A estrutura é quase como a de um talk show radiofônico, um programa de entrevistas em que as apresentadoras – Linn e Jup – não só permitem esse mergulho em suas personalidades, como também se propõem a desdobrar os mistérios, os prazeres e as amarguras de serem quem são. Não são homens, nem mulheres. Mas são, sim, homens e mulheres. Cabelo comprido e vestido, unhas bem feitas e muita maquiagem, pênis que escondem ou que fica bem à mostra. Se vestem como guerreiras prontas para a batalha, amazonas frente ao combate diário que permite suas sobrevivências. Da mesma forma, exibem seus corpos até nos mais íntimos detalhes, sem nenhum tipo de vergonha ou pudor. Linn, principalmente, assume esse papel de mestre de cerimônias – tal qual desempenha nos bailes funks em que se apresenta – com graça e desenvoltura, garra e entrega. Ali está ela por inteiro, mas muito se engana quem pensa que, enfim, poderá conhecê-la.
Afinal, quem são estas personagens? O segredo faz parte de suas composições, e Goifman e Priscilla não querem encerrar o debate – muito pelo contrário, aliás. A preocupação dos realizadores é abrir espaço, possibilitar esse contato e oferecer caminho para que tal troca seja possível. Não por acaso, Linn toma o filme para si, a ponto de chegar a assinar ao lado dos diretores a autoria do roteiro. Bixa Travesty é Linn da Quebrada. Linn da Quebrada – que já foi Lino, Lara e muitas e muitos outros – é Bixa Travesty. Jup, Liniker, a mãe, amigos, o namorado: todos acabam servindo como espelhos, através dos quais a protagonista reflete, com maior ou menor força, a sua luz. “Eu me amo”, diz. “Há dois tipos de homens: os que me desejam e aqueles que ainda não me conhecem”, afirma mais adiante. É preciso, como se verifica, ser dona de uma autoestima muito boa para lidar com tudo que a vida lhe separou e continuar de cabeça erguida.
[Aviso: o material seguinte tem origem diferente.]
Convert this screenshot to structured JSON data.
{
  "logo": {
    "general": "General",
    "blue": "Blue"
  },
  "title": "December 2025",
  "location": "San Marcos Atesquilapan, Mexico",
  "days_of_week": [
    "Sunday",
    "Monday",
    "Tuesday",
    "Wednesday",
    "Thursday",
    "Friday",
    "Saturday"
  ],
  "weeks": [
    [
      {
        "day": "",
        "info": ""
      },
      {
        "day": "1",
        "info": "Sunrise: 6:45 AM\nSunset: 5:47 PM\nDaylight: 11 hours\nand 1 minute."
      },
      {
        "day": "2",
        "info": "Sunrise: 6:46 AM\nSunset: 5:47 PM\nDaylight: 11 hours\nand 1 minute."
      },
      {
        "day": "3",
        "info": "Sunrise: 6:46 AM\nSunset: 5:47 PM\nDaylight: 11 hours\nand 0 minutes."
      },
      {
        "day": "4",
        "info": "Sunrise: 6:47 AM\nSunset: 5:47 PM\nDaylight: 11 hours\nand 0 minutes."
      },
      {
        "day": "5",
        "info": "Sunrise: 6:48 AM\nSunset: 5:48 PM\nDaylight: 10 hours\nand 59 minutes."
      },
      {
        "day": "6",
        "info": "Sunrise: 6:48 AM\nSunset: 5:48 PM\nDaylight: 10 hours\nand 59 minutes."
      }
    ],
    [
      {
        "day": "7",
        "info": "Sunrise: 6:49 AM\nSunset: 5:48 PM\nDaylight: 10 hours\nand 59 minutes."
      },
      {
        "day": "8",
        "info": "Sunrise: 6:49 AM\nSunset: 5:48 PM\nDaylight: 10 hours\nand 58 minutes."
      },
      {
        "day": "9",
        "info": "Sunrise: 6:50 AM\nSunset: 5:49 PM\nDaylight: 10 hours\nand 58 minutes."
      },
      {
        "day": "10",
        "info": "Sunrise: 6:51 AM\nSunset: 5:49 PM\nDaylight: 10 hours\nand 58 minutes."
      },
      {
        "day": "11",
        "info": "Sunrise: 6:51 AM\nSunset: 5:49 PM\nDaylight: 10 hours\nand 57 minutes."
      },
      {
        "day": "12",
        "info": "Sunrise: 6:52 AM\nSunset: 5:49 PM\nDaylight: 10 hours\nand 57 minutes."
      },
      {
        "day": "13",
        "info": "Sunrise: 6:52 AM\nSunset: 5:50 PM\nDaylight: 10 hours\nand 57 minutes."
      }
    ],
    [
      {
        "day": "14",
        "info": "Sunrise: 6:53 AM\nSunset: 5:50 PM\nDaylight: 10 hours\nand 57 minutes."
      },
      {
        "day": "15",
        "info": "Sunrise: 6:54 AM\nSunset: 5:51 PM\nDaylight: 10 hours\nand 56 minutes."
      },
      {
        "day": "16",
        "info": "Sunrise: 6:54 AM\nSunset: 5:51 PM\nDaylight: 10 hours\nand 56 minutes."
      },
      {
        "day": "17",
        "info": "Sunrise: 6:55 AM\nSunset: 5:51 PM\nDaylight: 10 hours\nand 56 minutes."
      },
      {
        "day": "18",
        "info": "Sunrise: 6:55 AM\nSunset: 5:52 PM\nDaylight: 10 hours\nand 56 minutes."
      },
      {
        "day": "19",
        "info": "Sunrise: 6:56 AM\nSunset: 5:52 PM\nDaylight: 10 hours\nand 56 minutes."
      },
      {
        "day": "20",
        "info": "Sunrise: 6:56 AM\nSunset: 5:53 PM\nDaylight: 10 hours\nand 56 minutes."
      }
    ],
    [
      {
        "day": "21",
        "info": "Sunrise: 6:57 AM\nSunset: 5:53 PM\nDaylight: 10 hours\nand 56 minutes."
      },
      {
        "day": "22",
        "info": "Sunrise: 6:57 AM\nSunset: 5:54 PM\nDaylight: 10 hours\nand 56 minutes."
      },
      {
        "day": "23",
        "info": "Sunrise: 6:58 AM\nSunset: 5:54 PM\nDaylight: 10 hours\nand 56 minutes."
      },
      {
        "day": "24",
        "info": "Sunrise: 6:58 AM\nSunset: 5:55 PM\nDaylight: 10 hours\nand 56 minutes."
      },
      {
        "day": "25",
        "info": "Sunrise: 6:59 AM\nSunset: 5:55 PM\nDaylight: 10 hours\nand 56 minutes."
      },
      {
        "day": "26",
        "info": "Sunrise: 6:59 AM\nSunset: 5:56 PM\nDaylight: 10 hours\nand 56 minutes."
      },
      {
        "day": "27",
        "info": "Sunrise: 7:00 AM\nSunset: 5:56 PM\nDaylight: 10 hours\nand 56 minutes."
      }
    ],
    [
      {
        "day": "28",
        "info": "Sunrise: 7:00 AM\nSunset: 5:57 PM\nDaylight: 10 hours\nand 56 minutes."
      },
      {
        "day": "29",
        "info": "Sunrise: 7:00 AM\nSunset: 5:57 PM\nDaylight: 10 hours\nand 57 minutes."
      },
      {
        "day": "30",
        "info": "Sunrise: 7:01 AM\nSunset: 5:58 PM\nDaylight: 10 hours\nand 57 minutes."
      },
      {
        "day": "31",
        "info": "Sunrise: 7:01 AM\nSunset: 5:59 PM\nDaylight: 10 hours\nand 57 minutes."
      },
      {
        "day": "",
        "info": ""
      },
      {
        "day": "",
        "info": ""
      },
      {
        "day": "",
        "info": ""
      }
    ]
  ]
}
Após o problemático Olhe Pra Mim de Novo (2012), sobre uma mulher que passa por uma cirurgia de redesignação sexual e se torna um homem machista, Goifman e Priscilla voltam a abordar a multiplicidade da sexualidade humana, agora, no entanto, através de uma figura muito mais rica e emblemática. Linn da Quebrada dá a cara a tapa, mas não está aqui a passeio, e muito menos disposta a levar desaforo para casa. Em sintonia com discursos tão em voga como o empoderamento feminino, o fim da homofobia e do racismo, ela e suas iguais fazem por onde para que suas identidades possam abraçar essas definições – e mais algumas, se for o caso. Assim, conseguem provocar a reflexão, estimular o debate e propor o confronto contra ideias pré-estabelecidas, conceitos ultrapassados e contextos que não mais se encaixam nos dias de hoje. Os discursos perderam seus prazos de validade, e na falta de novos, Bixa Travesty está aqui para isso: derrubar e reconstruir.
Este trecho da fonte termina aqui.